Some had to give up on science due to a lack of support from their family, and one woman spoke of how her husband discouraged her from doing a doctorate just because he didn’t have one. On the flip side, many young people feel inspired to engage with science by the teenage climate activist Greta Thunberg.
With inequalities in science shared anecdotally and backed up by data we need to ask: what can be done to make science more equitable?
An important question, and the basis of the panel discussion hosted by Bayer Foundation and SciCo.
Theo Anagnostopolous, a science communicator and social entrepreneur, was the moderator for the discussion. Joining him were Emmanual Adukwu, a microbiologist and educator; Simge Davulcu Menket, a professor in organic chemistry and entrepreneur; and Martin Luxemburg, a social entrepreneur and impact investor. With a packed audience on a cool, wet autumn day, there was clearly an appetite for this discussion.
Three case studies highlighted approaches to making science more equitable. An educational project which brought the Pomaks – an isolated mountain community in Greece – together with other children to not only learn about science, but to bridge community divides. WISPA – an app which helps people in Nigeria to access sexual health information and services, something that is certainly not a given, especially for young women. And finally, a research hub at Lautech University in Nigeria that aims to improve regional research and clinical practice relating to infectious disease.
“I believe education plays a vital role in bringing communities closer together, both culturally and scientifically,” says Menket, discussing the project with the Pomak community. She added that science camps and festivals are a good way of doing this, and that, if we are to build a sustainable future, working together is vital.
With regard to WISPA, Luxemburg talks about how this is “an example of how to make science accessible to people in a way they can do something with it.” He adds that a likely reason for success is that it was developed by a female entrepreneur within the community.

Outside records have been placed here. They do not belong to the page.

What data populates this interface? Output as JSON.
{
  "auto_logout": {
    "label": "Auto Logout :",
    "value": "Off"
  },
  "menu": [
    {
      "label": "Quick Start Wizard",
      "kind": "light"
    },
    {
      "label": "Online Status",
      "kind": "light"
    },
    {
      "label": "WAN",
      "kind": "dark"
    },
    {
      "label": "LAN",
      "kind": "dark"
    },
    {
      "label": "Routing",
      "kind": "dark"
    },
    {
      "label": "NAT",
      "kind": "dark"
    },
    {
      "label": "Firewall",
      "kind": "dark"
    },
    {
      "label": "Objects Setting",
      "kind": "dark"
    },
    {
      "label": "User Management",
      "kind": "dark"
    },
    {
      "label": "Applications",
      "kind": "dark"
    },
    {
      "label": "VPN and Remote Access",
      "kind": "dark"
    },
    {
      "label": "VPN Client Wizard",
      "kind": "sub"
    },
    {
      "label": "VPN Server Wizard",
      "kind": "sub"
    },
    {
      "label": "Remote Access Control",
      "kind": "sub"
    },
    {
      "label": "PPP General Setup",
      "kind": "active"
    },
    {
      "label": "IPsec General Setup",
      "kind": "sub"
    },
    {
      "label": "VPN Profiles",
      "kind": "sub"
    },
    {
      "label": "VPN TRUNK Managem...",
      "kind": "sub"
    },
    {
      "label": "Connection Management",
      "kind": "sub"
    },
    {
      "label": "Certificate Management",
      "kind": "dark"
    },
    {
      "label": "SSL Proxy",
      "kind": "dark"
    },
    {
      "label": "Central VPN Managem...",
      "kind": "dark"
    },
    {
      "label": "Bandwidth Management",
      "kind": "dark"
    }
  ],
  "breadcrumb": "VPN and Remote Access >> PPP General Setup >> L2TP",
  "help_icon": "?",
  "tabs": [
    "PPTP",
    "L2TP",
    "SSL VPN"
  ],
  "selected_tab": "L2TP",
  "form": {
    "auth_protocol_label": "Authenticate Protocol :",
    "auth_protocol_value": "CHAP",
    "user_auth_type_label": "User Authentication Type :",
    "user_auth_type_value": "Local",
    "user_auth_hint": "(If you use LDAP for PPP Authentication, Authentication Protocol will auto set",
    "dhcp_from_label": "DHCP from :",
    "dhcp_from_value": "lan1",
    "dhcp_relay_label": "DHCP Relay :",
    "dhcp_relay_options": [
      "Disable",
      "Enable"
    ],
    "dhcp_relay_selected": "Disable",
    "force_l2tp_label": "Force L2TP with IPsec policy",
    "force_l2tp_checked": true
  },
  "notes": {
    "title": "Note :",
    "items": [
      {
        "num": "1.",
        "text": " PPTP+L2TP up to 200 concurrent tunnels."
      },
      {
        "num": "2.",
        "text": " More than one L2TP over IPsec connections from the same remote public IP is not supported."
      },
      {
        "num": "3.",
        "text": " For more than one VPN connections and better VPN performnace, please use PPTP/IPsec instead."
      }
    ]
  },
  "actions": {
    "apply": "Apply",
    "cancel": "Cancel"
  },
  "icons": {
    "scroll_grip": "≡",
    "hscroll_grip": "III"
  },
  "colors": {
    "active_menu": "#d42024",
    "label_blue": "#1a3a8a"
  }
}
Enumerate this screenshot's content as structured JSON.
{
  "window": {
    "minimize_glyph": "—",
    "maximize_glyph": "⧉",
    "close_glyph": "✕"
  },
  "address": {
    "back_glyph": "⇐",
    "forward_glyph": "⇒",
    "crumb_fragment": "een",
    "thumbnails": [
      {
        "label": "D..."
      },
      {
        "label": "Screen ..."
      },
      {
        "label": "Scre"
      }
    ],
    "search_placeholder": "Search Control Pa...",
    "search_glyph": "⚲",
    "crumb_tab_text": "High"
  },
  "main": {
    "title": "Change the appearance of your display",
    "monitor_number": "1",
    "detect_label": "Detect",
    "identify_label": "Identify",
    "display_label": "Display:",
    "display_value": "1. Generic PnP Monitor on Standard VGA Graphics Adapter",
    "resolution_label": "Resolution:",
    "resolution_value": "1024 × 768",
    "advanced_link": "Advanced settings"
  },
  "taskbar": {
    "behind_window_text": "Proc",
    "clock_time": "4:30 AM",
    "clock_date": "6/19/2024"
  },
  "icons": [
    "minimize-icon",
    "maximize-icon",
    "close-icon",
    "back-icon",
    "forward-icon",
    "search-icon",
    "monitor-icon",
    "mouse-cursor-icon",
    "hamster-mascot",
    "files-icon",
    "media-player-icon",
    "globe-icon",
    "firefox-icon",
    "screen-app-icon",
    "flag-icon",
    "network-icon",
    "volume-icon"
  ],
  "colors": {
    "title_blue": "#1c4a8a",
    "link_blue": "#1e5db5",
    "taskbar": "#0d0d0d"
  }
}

In places like Nigeria, Adukwu talks about issues like brain drain and researchers being unable to pay fees for journals to publish their science. Referring to global problems like COVID-19, he said, “Infections and diseases have no boundaries: if we’re funding research, we should be funding research everywhere.”
When asked by the audience about how to get children more engaged in science, Menket talks about how the way science is taught in schools largely isn’t working. “Explaining the topic isn’t inspiring them enough,” she said. With time running out, Anagnostopolous finished with a fitting statement.
“We won’t have good access to science for everybody until everybody is represented in science,” he said.